Paulo é atualmente mestrando em Direito Privado pela Uni7 e argumenta que há falhas no sistema tributário que abrem margem para grande sonegação fiscal e má gestão dos recursos disponíveis.
Segundo ele, se os entraves forem solucionados, é possível garantir uma alta na arrecadação financeira dos municípios sem elevar a carga de impostos sobre o setor produtivo.
Investimento em tecnologia, colaboração entre pastas e secretarias, assim como uma reestruturação organizacional da política de fiscalização e cobrança de impostos são alguns dos caminhos para equilíbrio dos cofres municipais, conforme comenta com exclusividade ao O POVO. Confira:
O POVO - Como alavancar a situação fiscal de um município no cenário econômico atual?
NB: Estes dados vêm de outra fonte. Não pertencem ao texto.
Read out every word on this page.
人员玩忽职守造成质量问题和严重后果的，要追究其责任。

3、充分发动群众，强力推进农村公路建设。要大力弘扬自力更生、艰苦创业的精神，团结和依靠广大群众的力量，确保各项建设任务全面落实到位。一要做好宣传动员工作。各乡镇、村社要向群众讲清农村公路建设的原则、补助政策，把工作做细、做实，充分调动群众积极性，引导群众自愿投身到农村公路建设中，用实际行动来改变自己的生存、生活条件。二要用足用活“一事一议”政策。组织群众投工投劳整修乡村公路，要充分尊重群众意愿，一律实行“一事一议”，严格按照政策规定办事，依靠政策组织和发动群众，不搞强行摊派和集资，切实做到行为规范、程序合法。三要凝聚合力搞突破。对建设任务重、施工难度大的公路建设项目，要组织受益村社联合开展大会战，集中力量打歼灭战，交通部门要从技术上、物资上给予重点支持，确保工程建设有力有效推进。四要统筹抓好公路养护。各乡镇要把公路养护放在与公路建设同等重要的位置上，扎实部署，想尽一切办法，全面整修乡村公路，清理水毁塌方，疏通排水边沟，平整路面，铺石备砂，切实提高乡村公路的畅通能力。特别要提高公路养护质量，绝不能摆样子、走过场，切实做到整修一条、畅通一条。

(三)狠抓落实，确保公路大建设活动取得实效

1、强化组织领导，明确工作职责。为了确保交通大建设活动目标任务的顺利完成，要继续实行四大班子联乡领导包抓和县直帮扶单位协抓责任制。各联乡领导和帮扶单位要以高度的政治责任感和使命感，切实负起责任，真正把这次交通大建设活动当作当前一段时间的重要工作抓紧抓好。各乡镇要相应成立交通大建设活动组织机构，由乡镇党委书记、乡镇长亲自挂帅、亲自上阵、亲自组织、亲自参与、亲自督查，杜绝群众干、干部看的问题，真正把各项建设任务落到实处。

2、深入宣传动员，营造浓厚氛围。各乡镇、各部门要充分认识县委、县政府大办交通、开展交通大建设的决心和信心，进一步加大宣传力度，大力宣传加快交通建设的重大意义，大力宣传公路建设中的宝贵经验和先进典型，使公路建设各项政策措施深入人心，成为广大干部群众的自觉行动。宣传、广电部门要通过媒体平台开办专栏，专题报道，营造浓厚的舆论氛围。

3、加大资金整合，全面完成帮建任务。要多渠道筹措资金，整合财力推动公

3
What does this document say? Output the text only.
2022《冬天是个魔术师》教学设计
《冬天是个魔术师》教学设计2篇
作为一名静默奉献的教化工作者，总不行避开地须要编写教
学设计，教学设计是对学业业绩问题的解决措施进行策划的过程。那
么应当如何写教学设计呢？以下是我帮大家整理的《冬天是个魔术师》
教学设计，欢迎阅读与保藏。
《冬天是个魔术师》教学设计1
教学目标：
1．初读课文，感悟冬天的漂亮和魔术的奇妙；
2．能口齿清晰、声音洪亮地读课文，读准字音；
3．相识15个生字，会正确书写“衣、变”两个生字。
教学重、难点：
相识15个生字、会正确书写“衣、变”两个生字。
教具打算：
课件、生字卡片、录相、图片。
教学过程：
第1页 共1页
Paulo Andre Pedroza de Lima - A primeira coisa que eu digo é: não precisa aumentar a alíquota de tributos. Nossa carga tributária já é muito elevada. Hoje, a maior parte da receita dos municípios é o IPTU (Imposto sobre a Propriedade Predial e Territorial Urbana) e o Imposto sobre a Transmissão de Bens Imóveis (ITBI) para venda de imóveis.
Mas, em Juazeiro do Norte, por exemplo, ao menos 50% dos imóveis não têm registro regular ou estão regularizados. Nós vamos gastar R$ 4,5 milhões em um mapeamento da cidade, mas isso se pagará em dois meses com a regularização dos imóveis que não estavam pagando os tributos devidos.
Há ainda um programa nacional de Regularização Fundiária Urbana (Reurb) que pode ser implementado nas cidades para facilitar o processo de regularização. Municípios menores podem até mesmo se unir e financiar em conjunto o mapeamento e recadastramento fundiário, reduzindo o custo do processo.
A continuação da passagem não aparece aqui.